Early in his career, Lam introduced the then-radical notion that lighting should be considered from the beginning of the architectural design process, not at the end. Further, he broadened the notion of lighting sources to include more daylight, when possible, and combinations of ambient and task lighting for interior spaces. “The way to make a structure glow is to light the walls and the ceilings,” says Lam, who likes to light rooms from the floor up. His design principles, which created more natural and pleasant rooms and buildings, are now in widespread use.
Lam grew up in Honolulu and came to Cambridge in fall 1941. When Pearl Harbor was bombed on December 7, it took him several days to find out that his family was okay. Sophomore year, he enlisted in the U.S. Army Air Force; he flew 37 bombing missions in Southeast Asia before returning to school.
Lam returned to MIT to study architecture and was deeply influenced by Finnish modernist Alvar Aalto, who designed Baker House and taught on campus. A lamp, however, launched his career. After graduation, Lam designed his own gooseneck floor lamp with a clip-on diffuser shade, and soon friends began to ask where they could get one. He started a lamp factory (as Aalto himself had done) and soon began winning design awards. In 1959 he sold the company—now a division of Philips—and began consulting with architects and others on the integration of lighting with architecture and urban design. His lighting design work includes the Washington Metro system, the San Diego Convention Center, Denver’s airport, and Manila’s government center, as well as Shanghai hotels and educational buildings at Stanford University.

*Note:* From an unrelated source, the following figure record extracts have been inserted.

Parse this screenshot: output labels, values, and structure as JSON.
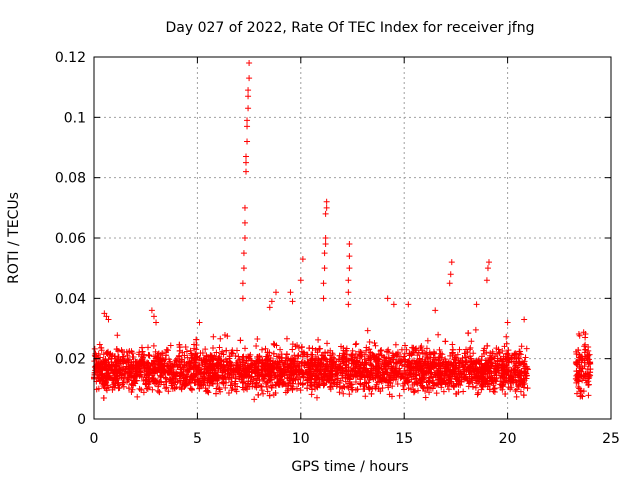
{
  "chart_data": {
    "type": "scatter",
    "title": "Day 027 of 2022, Rate Of TEC Index for receiver jfng",
    "xlabel": "GPS time / hours",
    "ylabel": "ROTI / TECUs",
    "xlim": [
      0,
      25
    ],
    "ylim": [
      0,
      0.12
    ],
    "xticks": [
      0,
      5,
      10,
      15,
      20,
      25
    ],
    "xtick_labels": [
      "0",
      "5",
      "10",
      "15",
      "20",
      "25"
    ],
    "yticks": [
      0,
      0.02,
      0.04,
      0.06,
      0.08,
      0.1,
      0.12
    ],
    "ytick_labels": [
      "0",
      "0.02",
      "0.04",
      "0.06",
      "0.08",
      "0.1",
      "0.12"
    ],
    "grid": true,
    "marker": "+",
    "color": "#ff0000",
    "data_gap_hours": [
      21.0,
      23.3
    ],
    "baseline_band": {
      "x_range": [
        0,
        24
      ],
      "y_low": 0.006,
      "y_high": 0.026,
      "typical": 0.015
    },
    "series": [
      {
        "name": "ROTI",
        "points": [
          [
            7.2,
            0.04
          ],
          [
            7.2,
            0.045
          ],
          [
            7.25,
            0.05
          ],
          [
            7.25,
            0.055
          ],
          [
            7.3,
            0.06
          ],
          [
            7.3,
            0.065
          ],
          [
            7.3,
            0.07
          ],
          [
            7.35,
            0.082
          ],
          [
            7.35,
            0.085
          ],
          [
            7.35,
            0.087
          ],
          [
            7.4,
            0.092
          ],
          [
            7.4,
            0.097
          ],
          [
            7.4,
            0.099
          ],
          [
            7.45,
            0.103
          ],
          [
            7.45,
            0.107
          ],
          [
            7.45,
            0.109
          ],
          [
            7.5,
            0.113
          ],
          [
            7.5,
            0.118
          ],
          [
            11.1,
            0.04
          ],
          [
            11.1,
            0.045
          ],
          [
            11.15,
            0.05
          ],
          [
            11.15,
            0.055
          ],
          [
            11.2,
            0.058
          ],
          [
            11.2,
            0.06
          ],
          [
            11.2,
            0.068
          ],
          [
            11.25,
            0.07
          ],
          [
            11.25,
            0.072
          ],
          [
            12.3,
            0.038
          ],
          [
            12.3,
            0.042
          ],
          [
            12.3,
            0.046
          ],
          [
            12.35,
            0.05
          ],
          [
            12.35,
            0.054
          ],
          [
            12.35,
            0.058
          ],
          [
            10.1,
            0.053
          ],
          [
            10.0,
            0.046
          ],
          [
            9.5,
            0.042
          ],
          [
            9.6,
            0.039
          ],
          [
            8.5,
            0.037
          ],
          [
            8.6,
            0.039
          ],
          [
            8.8,
            0.042
          ],
          [
            17.2,
            0.045
          ],
          [
            17.25,
            0.048
          ],
          [
            17.3,
            0.052
          ],
          [
            19.0,
            0.046
          ],
          [
            19.05,
            0.05
          ],
          [
            19.1,
            0.052
          ],
          [
            18.5,
            0.038
          ],
          [
            15.2,
            0.038
          ],
          [
            14.2,
            0.04
          ],
          [
            14.5,
            0.038
          ],
          [
            0.5,
            0.035
          ],
          [
            0.6,
            0.034
          ],
          [
            0.7,
            0.033
          ],
          [
            2.8,
            0.036
          ],
          [
            2.9,
            0.034
          ],
          [
            3.0,
            0.032
          ],
          [
            5.1,
            0.032
          ],
          [
            16.5,
            0.036
          ],
          [
            20.0,
            0.032
          ],
          [
            20.8,
            0.033
          ]
        ]
      }
    ]
  }
}
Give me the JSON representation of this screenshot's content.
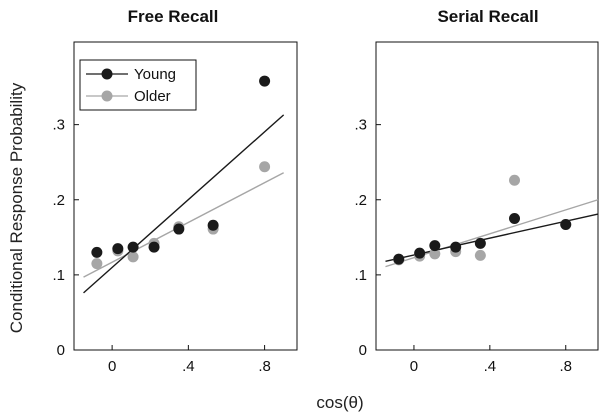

Lam, who taught at MIT, Harvard, and Yale, is especially proud of his successful crusade against the lighting and electrical-power industries’ promotion of ever-increasing indoor light levels in the 1950s and ’60s. He argued that they wasted energy and created poor lighting conditions. He spoke at industry events and worked with an international committee to publish new lighting guidelines in 1976 that were based on good design, not increased energy sales. Today’s architects work with a lighting-energy budget, which limits energy use and encourages design innovation.
Since retiring from Lam Partners in 1995, Lam has been consulting part time from his antique house near Harvard Square. He has authored seminal books such as Perception and Lighting as Formgivers for Architecture and received honors from the American Institute of Architects, the Professional Lighting Designers’ Association, and the Architectural Lighting Hall of Fame.
Lam and his wife, Dianne, have two sons and one granddaughter. Firm believers in making life changes, the couple recently sold their Florida vacation home. “Now we go to more operas in more cities,” he says.